The Obama camp will have seriously considered the strong likelihood that Senator McCain would choose a female vice-president, though perhaps not her identity. They could themselves have selected a female running mate, whether Hillary Clinton or anyone else, and decided not to do so. Of course it would have been riskier – is the US ready to elect a black President and female Vice-President on the same ticket? – while McCain’s campaign needs an edge to compete with the excitement whipped-up by Senator Obama’s candidacy. But Senator Obama chose not to go down that route. He wanted someone he could both trust, and be believed would be ready to be President in the worst case. His pick wasn’t inspired, it was responsible.
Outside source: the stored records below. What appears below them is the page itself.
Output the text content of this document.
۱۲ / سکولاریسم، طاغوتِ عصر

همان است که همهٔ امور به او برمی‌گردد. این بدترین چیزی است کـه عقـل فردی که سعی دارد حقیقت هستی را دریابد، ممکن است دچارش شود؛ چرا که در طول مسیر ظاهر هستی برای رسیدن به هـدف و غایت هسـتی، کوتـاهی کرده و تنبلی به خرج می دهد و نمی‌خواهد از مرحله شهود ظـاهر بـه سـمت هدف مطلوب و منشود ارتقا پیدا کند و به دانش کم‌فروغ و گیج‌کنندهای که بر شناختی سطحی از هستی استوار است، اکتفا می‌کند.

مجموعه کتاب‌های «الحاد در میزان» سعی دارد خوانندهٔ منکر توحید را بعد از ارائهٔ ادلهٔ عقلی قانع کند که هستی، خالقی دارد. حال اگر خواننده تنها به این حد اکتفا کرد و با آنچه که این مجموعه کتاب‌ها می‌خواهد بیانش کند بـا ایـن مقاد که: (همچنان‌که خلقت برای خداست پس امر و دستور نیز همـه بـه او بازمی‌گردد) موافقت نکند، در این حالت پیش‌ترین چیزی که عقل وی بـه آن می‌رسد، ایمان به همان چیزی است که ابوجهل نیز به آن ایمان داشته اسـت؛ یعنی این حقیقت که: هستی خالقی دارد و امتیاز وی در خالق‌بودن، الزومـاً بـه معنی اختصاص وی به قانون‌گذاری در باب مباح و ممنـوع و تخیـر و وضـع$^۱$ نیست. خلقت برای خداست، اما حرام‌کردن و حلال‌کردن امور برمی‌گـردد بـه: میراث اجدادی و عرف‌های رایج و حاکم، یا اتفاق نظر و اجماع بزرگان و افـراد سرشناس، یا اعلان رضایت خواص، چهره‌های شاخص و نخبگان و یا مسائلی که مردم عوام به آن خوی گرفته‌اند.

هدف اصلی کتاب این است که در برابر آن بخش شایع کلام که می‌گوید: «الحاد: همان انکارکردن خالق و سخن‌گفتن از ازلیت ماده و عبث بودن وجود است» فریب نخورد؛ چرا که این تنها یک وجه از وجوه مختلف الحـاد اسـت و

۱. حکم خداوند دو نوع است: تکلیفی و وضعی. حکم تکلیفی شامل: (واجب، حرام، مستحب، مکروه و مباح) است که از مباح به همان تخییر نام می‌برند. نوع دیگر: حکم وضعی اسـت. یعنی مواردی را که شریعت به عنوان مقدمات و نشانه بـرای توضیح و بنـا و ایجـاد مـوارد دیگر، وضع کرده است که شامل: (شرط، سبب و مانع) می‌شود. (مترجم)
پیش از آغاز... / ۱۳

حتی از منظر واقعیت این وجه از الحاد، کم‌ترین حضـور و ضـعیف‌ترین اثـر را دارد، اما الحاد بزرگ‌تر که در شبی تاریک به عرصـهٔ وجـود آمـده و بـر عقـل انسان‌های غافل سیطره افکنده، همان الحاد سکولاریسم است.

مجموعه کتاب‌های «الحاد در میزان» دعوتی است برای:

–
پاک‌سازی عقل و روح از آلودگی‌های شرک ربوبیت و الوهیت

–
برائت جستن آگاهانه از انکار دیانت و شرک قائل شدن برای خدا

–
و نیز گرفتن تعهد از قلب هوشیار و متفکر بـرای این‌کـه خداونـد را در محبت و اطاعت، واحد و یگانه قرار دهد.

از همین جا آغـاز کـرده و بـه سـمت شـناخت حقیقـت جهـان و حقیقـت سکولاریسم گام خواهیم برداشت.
The choice of your running mate is the first really big decision a presidential candidate has to make. Senator McCain, supposedly the guy with the experience to be trusted with big decisions, took a punt on an unknown to extract partisan advantage. Senator Obama rejected the dazzle of a flashy pick, and steered the moderate, sensible course. Which says it all, really.

And brings me back to my original question: what makes a good deputy? I remember there was some mumbling of discontent when Vince Cable was elected by his Commons colleagues as Ming Campbell’s deputy – does it really look good, it was argued, for the Lib Dems to choose two ageing, bald, grey men to take on the party’s leadership?

Yet when Ming unexpectedly resigned the party discovered it had an unassuming political superstar at its helm. Perhaps Vince’s two rivals, Matthew Taylor and David Heath, would have made an equally good fist of the job. But the fact is that Vince was ready, the right guy for the job at the right time. And that is the true measure of a smart choice for deputy.